I would much appreciate if you help me out with this problem
Let $X \sim Unif(0,1)$
Find the density of $Y = -\lambda^{-1} \log(1-X)$ with $\lambda > 0$
Then calculate $P(Y>t+s|Y>t)$ for $t,s >0$
So far i´ve got
$F_Y (y) = P[Y \le y]$ $=$ $P[1/y^{\lambda} \le log(1-x)]$ $=$
$P[X \le 1-10^{1/y^{\lambda}}]$ this is $F_X(1-10^{1/y^\lambda})$
Im stuck there. Any suggestions or help?
The approach through the cumulative distribution function is reasonable, but there are troubles with the algebra. I am interpreting $\log$ as the natural logarithm. Minor modification will take care of things if we interpret $\log$ as logarithm to the base $10$.
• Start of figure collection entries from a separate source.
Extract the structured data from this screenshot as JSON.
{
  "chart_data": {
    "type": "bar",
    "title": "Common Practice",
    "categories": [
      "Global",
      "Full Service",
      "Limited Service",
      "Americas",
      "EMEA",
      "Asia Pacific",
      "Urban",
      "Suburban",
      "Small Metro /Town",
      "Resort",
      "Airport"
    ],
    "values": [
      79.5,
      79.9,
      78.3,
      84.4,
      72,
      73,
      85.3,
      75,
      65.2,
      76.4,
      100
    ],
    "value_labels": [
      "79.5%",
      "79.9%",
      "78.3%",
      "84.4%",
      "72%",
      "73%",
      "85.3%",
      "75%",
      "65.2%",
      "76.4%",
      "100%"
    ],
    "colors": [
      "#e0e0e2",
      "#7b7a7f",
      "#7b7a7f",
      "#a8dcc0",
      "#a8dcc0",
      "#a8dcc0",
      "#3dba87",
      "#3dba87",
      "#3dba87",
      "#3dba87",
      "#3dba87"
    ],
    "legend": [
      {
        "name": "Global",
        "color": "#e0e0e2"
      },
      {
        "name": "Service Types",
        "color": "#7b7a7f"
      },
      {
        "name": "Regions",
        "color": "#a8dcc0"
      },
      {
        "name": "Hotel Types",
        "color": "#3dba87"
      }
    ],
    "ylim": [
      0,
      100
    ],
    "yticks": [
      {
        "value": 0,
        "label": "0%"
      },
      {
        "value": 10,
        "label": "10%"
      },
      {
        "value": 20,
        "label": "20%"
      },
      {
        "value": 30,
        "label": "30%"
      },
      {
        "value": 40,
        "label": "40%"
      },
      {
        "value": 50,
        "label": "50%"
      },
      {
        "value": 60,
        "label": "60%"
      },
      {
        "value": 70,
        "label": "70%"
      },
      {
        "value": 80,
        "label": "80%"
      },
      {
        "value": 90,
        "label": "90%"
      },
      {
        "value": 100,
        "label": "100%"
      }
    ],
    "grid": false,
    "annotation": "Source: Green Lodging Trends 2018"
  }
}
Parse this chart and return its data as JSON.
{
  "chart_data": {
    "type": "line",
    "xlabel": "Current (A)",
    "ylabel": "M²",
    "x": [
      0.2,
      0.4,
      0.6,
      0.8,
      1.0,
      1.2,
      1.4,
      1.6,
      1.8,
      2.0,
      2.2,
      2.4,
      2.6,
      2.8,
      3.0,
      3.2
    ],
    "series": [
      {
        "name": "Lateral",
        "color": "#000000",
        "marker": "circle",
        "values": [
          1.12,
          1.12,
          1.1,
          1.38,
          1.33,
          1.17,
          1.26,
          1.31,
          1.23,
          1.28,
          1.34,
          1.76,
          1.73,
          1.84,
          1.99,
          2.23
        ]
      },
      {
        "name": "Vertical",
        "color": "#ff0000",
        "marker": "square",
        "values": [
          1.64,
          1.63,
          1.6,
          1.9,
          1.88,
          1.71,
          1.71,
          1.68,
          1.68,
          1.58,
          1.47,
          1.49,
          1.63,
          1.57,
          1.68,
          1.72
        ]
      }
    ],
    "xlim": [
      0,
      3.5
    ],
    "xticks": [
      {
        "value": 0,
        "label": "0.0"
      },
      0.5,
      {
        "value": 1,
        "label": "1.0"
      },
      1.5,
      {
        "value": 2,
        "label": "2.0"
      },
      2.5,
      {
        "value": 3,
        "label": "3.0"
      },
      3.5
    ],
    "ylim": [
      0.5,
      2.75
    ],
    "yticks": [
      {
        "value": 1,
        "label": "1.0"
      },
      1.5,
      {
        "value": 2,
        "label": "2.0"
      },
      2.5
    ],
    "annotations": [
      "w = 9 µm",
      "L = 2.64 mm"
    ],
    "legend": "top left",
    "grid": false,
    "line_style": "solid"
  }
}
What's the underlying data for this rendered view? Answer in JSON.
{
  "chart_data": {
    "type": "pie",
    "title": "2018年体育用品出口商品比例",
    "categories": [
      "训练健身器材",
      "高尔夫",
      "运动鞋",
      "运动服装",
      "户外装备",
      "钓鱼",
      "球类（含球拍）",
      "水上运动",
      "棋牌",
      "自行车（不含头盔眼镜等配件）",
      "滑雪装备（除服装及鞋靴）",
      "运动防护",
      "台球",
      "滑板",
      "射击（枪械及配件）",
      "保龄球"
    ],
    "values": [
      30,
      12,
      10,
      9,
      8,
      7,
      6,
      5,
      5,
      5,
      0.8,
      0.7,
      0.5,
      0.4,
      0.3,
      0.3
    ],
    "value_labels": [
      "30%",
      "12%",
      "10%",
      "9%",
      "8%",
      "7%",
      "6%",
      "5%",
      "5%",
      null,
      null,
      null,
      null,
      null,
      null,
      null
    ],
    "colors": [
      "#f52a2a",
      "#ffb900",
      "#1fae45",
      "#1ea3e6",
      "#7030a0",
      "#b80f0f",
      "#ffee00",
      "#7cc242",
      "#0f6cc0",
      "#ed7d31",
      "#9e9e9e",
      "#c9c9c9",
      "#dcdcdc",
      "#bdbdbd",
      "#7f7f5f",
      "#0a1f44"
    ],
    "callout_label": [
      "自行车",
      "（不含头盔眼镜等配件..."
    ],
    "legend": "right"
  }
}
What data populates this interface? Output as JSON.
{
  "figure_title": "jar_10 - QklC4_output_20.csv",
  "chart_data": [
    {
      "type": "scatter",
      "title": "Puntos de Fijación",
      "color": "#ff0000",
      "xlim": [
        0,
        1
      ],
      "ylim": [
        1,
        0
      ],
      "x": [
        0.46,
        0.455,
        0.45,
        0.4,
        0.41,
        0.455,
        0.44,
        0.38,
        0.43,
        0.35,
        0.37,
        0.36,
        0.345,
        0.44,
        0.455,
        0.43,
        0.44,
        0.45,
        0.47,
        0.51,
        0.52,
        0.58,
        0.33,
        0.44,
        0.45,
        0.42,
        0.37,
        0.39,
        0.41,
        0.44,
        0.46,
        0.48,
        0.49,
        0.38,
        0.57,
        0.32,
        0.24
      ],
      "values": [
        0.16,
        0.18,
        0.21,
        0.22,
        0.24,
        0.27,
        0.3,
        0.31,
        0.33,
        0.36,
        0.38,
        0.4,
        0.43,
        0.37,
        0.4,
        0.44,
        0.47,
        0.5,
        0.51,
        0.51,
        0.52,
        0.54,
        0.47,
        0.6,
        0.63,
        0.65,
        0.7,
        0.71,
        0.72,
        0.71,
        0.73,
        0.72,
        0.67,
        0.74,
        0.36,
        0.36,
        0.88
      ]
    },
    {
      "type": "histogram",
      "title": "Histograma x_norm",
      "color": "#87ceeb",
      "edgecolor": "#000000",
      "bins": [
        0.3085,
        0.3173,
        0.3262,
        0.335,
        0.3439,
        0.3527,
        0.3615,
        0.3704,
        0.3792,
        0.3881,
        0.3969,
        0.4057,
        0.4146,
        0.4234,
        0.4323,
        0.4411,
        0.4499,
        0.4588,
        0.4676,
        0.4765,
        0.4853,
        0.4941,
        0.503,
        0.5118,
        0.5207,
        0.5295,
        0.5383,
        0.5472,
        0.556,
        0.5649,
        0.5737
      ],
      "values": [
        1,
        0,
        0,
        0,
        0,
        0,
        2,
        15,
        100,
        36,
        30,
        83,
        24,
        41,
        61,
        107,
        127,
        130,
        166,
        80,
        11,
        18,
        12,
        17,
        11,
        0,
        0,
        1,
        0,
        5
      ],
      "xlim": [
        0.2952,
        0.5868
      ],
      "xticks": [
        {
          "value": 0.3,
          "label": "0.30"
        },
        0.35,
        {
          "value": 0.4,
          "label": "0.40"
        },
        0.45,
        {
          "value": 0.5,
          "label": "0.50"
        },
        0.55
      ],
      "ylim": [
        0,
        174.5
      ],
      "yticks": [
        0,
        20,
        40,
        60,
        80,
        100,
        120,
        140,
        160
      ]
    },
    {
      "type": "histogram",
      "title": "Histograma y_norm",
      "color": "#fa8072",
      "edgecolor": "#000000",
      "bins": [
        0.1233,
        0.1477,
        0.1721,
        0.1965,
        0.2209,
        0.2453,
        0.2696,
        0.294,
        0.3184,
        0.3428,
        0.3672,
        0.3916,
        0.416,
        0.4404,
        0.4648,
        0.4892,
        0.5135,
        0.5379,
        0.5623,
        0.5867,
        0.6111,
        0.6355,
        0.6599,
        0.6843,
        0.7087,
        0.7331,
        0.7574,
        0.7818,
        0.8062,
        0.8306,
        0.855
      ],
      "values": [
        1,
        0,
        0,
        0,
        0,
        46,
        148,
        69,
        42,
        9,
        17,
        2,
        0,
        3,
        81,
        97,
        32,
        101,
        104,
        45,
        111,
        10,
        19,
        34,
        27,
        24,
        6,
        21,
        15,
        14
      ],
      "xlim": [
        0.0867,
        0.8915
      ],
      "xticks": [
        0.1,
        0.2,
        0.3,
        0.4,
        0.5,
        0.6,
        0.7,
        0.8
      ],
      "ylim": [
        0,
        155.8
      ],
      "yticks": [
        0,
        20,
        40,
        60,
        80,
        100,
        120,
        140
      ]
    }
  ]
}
We have for suitable $y$ $$\Pr(Y\le y)=\Pr\left(-\frac{\log(1-X)}{\lambda}\le y\right)=\Pr(\log(1-X)\ge -\lambda y).\tag{1}$$ The right-hand side of (1) is equal to $$\Pr(1-X\ge e^{-\lambda y}),$$ which is $$\Pr(X\le 1-e^{-\lambda y}).$$ For $y\ge 0$, this is $1-e^{-\lambda y}$ (for $y\lt 0$ it is $0$).
Thus the cdf of $Y$ is $1-e^{-\lambda y}$ if $y\ge 0$, and $0$ otherwise. Differentiate to find the density. But from the cdf we recognize the exponential distribution with parameter $\lambda$.